How, then, does Lindberg expect to get potential listeners to make that leap of
faith? The average Fanfare reader, for example, might well enjoy, say, the Flukt
folk-album Spill enormously (I certainly did), but how is he or she ever going
to come across it? “What we have experienced—especially on the web-shop,
where we can read directly what individuals buy—is that a classical buyer
normally buys two classical CDs and then adds a test of one of the others. Then
he comes back with a fantastic report and wants some more of that other stuff.
Of course, we have sound samples of all the tracks on all our editions on our
website [www.2l.no], so people
can go in and listen to the stuff before they decide whether to buy it. And also
we have tried to make a small description on the cover of what kind of mood and
experience people can expect.” Hold on: take the Tron Steffen Westberg CD—it’s
entirely in Norwegian. Obviously the major market is in Norway, but if there’s
nothing in English how is someone in Arizona going to be enticed to acquire it?
“You have spotted a weak link! [Laughter] As we’ve started to build 2L,
we’ve discovered a lot of things during the editions we’ve made over the
last ten months. Tron Steffen was originally intended mainly for the Norwegian
market, but then it turned totally around and in Finland and, especially,
Australia that recording has been very well taken up. So we’ve made an English
translation of the whole booklet which is available on the website as a download.
And Tadaaki Tsuda at Nordic Sound Hiroshima has translated all the booklet
entries of our entire catalogue into Japanese [to be found at http://home9.highway.ne.jp/nordic/].”
But then take Vintermåne (2L3)—there isn’t even an explanation for the
potential Norwegian buyer. “But it is explained on the website—‘The
magnificent steel-blue of a winter moon—an eerie warm light on the cold snow.’”
I’m not sure that helps much, but let’s carry on.
Assuming that 2L sees much of its trade coming over the Web, how is Lindberg
going to drive potential customers towards his site in the first place?
“That’s the challenge! That’s why we’re putting an ad in Fanfare
magazine.

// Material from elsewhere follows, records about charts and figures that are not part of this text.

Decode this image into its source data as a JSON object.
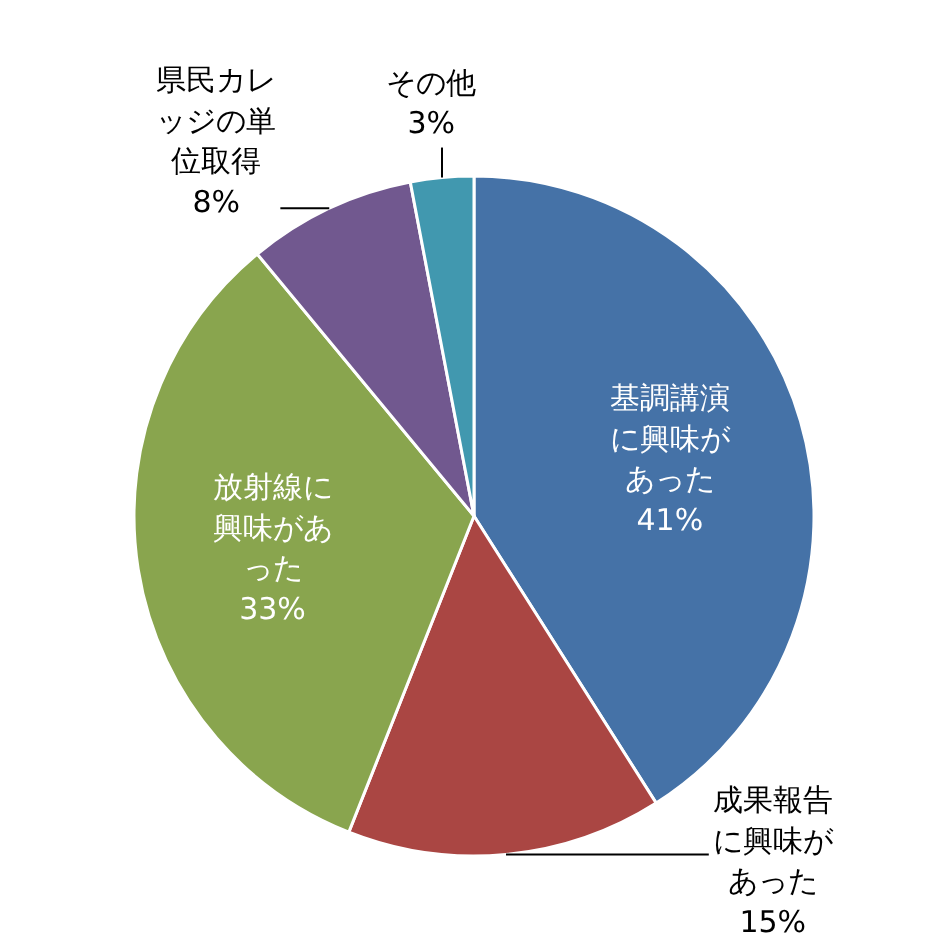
{
  "chart_data": {
    "type": "pie",
    "categories": [
      "基調講演に興味があった",
      "成果報告に興味があった",
      "放射線に興味があった",
      "県民カレッジの単位取得",
      "その他"
    ],
    "values": [
      41,
      15,
      33,
      8,
      3
    ],
    "value_labels": [
      "41%",
      "15%",
      "33%",
      "8%",
      "3%"
    ],
    "colors": [
      "#4572a7",
      "#aa4643",
      "#89a54e",
      "#71588f",
      "#4198af"
    ]
  }
}
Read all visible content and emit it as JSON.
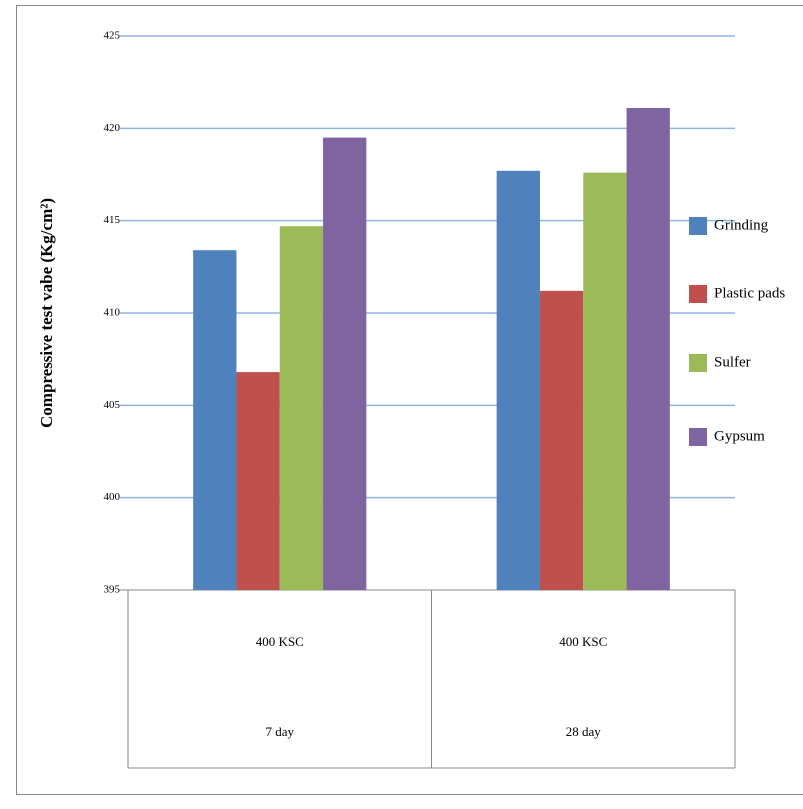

The whole music industry is turning over enormously, and has been for
the last five years. We have started a label in the middle of this upheaval, and
that means we have to explore different channels for distribution and for
marketing. We don’t have any guarantees for what will work and what won’t,
but we have the ability to turn around quite fast, combined with the patience to
see what works. So we have the possibility of putting quite a lot of measures
into action, to see what we can do to market this. Of course, the distribution
and the marketing is our main concern—in addition to making good products.

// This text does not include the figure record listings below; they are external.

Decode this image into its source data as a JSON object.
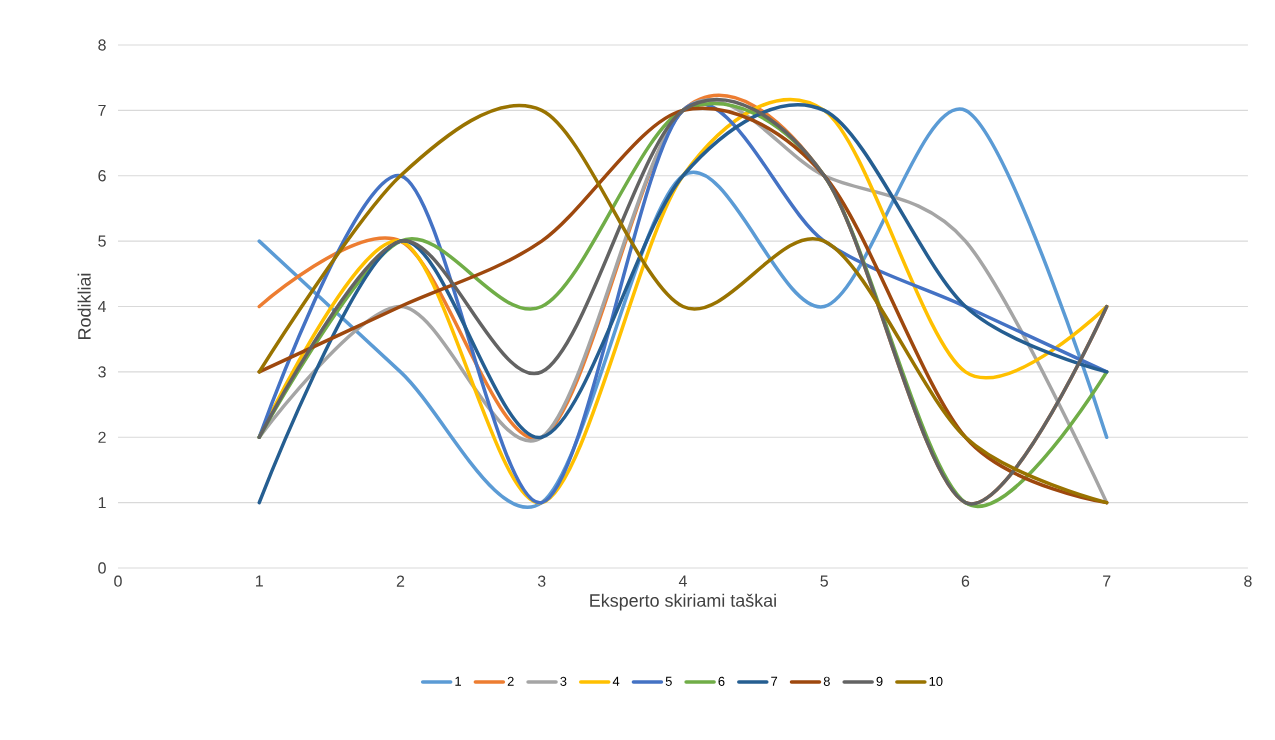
{
  "chart_data": {
    "type": "line",
    "xlabel": "Eksperto skiriami taškai",
    "ylabel": "Rodikliai",
    "xlim": [
      0,
      8
    ],
    "ylim": [
      0,
      8
    ],
    "xticks": [
      0,
      1,
      2,
      3,
      4,
      5,
      6,
      7,
      8
    ],
    "yticks": [
      0,
      1,
      2,
      3,
      4,
      5,
      6,
      7,
      8
    ],
    "x": [
      1,
      2,
      3,
      4,
      5,
      6,
      7
    ],
    "grid": "y",
    "legend": "bottom",
    "marker": "none",
    "line_style": "solid",
    "series": [
      {
        "name": "1",
        "color": "#5b9bd5",
        "values": [
          5,
          3,
          1,
          6,
          4,
          7,
          2
        ]
      },
      {
        "name": "2",
        "color": "#ed7d31",
        "values": [
          4,
          5,
          2,
          7,
          6,
          1,
          4
        ]
      },
      {
        "name": "3",
        "color": "#a5a5a5",
        "values": [
          2,
          4,
          2,
          7,
          6,
          5,
          1
        ]
      },
      {
        "name": "4",
        "color": "#ffc000",
        "values": [
          2,
          5,
          1,
          6,
          7,
          3,
          4
        ]
      },
      {
        "name": "5",
        "color": "#4472c4",
        "values": [
          2,
          6,
          1,
          7,
          5,
          4,
          3
        ]
      },
      {
        "name": "6",
        "color": "#70ad47",
        "values": [
          2,
          5,
          4,
          7,
          6,
          1,
          3
        ]
      },
      {
        "name": "7",
        "color": "#255e91",
        "values": [
          1,
          5,
          2,
          6,
          7,
          4,
          3
        ]
      },
      {
        "name": "8",
        "color": "#9e480e",
        "values": [
          3,
          4,
          5,
          7,
          6,
          2,
          1
        ]
      },
      {
        "name": "9",
        "color": "#636363",
        "values": [
          2,
          5,
          3,
          7,
          6,
          1,
          4
        ]
      },
      {
        "name": "10",
        "color": "#997300",
        "values": [
          3,
          6,
          7,
          4,
          5,
          2,
          1
        ]
      }
    ]
  }
}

Fanfare is the first tool we use in the American market. As we’re based on a
Web presentation, it’s very easy, when we come to November and December and
Fanfare magazine hits the streets, to measure the statistics of our visitors to
the website and the webshop, and then we’ll have an immediate feedback on
whether this measure is working or not. One thing that we have not yet solved is
how to reach the audience that is not a part of the Web society, and if you, or
anybody you know, or the readers of Fanfare, have any good ideas, please come
with them—we are very open. Actually, as a small label we are very open to a
lot of thoughts on how to reach a genuinely interested audience with these
products.”
Is Lindberg also open to repertoire suggestions? “Definitely.” He has a
stable of Norwegian artists at the moment, but if someone approached him with a
fantastic blue-grass fiddler from Kentucky, would he be interested in that?
“Yep—because, as I said, what we are interested in is a musical experience
within an acoustic world, and there is no limit, we don’t have any limits.”